Monday, November 10, 2008

The Weird Thing is...

It is much easier to tell people we are trying to adopt than it was to tell them we were going through fertility treatments. You'd think these two paths (adoption and treatments) were not both focused on the same thing: building family. But they are.

When we tell people we are trying to adopt, they are happy for us and it is very positive. When you tell people you are going through fertility treatments, they don't know what to say or they say the wrong thing. If it is not an awkward conversation, it is a depressing one.

Somehow, adoption is a universally positive thing (at least so far). People get really excited to talk about it and the conversation usually ends with me feeling more excited.

We have one more PRIDE class (that's the 9 week required class if you want to adopt through the county foster care system). I learned a lot when I was going through fertility treatments; this is the same way. I am learning about what a child adopted at an older age needs to develop into a healthy adult. I am learning about the foster system and the court system. I have to say, I find it interesting.

What is also interesting is that here we are, anticipating becoming parents, and we have no idea what number or type of children will be coming into our home. We are open to adopting siblings (3 at the most) though we would also take a baby. So when we talk about our future family, all options are on the table. Makes it a little hard to plan but it is also like anticipating a gift (or 3). Kind of exciting.

This is my update.

7 comments:

Sue said...

That's exciting news, and I'm so happy to hear people are being so supportive. Please keep us posted on your progress!

Lorraine said...

it must be sooooo nice to have such a positive experience. And it is so lovely and generous to be open to adopting siblings. That seems so much less like adoption as an alternative to having a baby - that you are allowing adoption to be it's own unique event, unfolding as it may. Lovely!

millie said...

Isn't it strange how the experiences are so different?

Best of luck on your current journey. It sounds great that you're keeping your options open. All of my friends that have been down the road you're on have gotten placements very quickly and are big proponents of building a family this way.

Summer said...

It's great to see an update from you.

I think people are more positive about adoption because they know more about it (or at least think they know). Whereas people have a harder time relating to fertility treatments.

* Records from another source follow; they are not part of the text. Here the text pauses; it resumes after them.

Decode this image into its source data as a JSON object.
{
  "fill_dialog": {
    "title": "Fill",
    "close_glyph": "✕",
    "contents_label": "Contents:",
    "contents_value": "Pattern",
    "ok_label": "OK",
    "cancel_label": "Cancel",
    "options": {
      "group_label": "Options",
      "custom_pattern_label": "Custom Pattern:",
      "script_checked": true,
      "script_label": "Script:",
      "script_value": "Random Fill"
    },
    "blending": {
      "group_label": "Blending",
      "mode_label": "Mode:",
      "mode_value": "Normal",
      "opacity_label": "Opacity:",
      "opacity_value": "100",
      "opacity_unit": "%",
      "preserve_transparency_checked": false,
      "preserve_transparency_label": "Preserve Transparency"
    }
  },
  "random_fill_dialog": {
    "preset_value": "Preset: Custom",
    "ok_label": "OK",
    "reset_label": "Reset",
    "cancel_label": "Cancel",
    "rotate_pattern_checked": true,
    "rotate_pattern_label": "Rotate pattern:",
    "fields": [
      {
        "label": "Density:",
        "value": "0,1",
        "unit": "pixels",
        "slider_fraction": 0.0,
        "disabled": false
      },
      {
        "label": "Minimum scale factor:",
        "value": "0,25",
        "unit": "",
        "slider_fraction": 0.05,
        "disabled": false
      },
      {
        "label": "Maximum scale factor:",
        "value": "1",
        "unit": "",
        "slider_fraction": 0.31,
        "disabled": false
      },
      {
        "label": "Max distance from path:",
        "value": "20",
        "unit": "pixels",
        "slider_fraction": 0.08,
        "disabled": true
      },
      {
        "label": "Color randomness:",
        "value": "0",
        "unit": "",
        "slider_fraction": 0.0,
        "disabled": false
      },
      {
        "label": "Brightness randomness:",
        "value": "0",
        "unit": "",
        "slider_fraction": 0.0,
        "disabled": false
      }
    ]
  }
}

In any case, I'm happy there are people around you that you can share the excitement with! And I'm excited for you, too!

Wordgirl said...

I've been thinking about you -- and I'm so excited for this new journey you're heading towards -- I understand what you're saying -- it also seems, doesn't it, that so many people want to steer you towards adoption when you're addressing infertility -- *sigh* We understand.

I can't wait to hear what comes next!

Love,

Pam

Mrs. B said...

Thanks for the update, I worry about you.

DE Mommy said...

That is so exciting! I'm so happy to hear you're moving down the path to your family. Hooray!!!!